ŞEMS Ethem’in gazetesi Star, geçenlerde “dünya asparagas tarihine” geçecek bir haberi manşet yaptı. Makedonya Üniversitesi olduğunu iddia ettiği bir fotoğrafı bastı ve “İşte ayakkabı kutusu” manşetini attı.
Akılları sıra eski Halkbank Genel Müdürü Süleyman Aslan’ın evinde ayakkabı kutuları içinde bulunan paraları aklamaya çalışıyorlardı.
Tabii gazete daha tezgâha konulduğunda yalancının mumunu söndürüverdiler.

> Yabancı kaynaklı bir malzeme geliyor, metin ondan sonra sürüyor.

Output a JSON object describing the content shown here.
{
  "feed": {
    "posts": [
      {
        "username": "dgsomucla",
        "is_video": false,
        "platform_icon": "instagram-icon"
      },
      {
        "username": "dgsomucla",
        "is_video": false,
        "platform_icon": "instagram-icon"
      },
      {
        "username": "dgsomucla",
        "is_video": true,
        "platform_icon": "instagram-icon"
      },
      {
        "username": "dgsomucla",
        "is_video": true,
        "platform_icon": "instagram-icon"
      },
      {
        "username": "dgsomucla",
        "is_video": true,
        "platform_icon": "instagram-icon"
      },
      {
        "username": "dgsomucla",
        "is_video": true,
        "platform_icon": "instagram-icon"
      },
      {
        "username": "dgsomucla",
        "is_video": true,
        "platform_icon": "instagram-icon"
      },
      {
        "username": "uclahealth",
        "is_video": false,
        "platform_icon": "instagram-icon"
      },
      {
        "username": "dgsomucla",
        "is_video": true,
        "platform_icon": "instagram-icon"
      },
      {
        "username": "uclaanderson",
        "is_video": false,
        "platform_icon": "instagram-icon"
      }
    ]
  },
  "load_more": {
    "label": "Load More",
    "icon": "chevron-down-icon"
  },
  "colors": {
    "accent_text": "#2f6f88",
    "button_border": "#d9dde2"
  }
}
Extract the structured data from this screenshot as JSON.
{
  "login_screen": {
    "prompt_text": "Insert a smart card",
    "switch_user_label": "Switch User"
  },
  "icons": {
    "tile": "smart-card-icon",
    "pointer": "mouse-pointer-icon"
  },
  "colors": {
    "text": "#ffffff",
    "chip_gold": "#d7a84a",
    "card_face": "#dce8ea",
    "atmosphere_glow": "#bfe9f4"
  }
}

Üniversite diye koydukları bina, Üsküp’teki tiyatro binası çıktı.
Zaten üniversitenin rektörü, daha o tarihte kendilerine Süleyman Aslan’dan herhangi bir para yardımı yapılmadığını açıklamıştı.
Sonradan o paranın “imam hatip lisesi yaptırmak için toplandığını” da söylediler, o da palavra çıktı.
Osmancık’taki imam hatip lisesinin ihalesini İl Özel İdaresi, rüşvet operasyonundan hemen sonra yapmıştı çünkü.
Süleyman Aslan’a, Reza Zarrab tarafından 15 kez rüşvet verildiğini de operasyondan sonra öğrenmiştik.
Polis, 15 teslimatın dokuzunu görüntülemiş, ikisinde ise polisiye uygulama yapar görüntüsü altında kutuları açmış ve içindeki paraları da görüntülemişti.
Ayakkabı kutularındaki paralar, eve taksilerle götürülüyordu ve Aslan’ın eşinin paranın geldiğini haber vermek için telefonda “yeşiller geldi” dediği de dinlemeye takılmıştı.
Birçok insanın unuttuğu bu öykü, Star gazetesinin manşeti sayesinde yeniden gündeme geldi.
Böyle bakınca insan kendine sormadan edemiyor: Acaba Şems Ethem, bunu bilerek mi yaptırdı?
Acaba o cenahta yeni bir hesaplaşma mı başlıyor?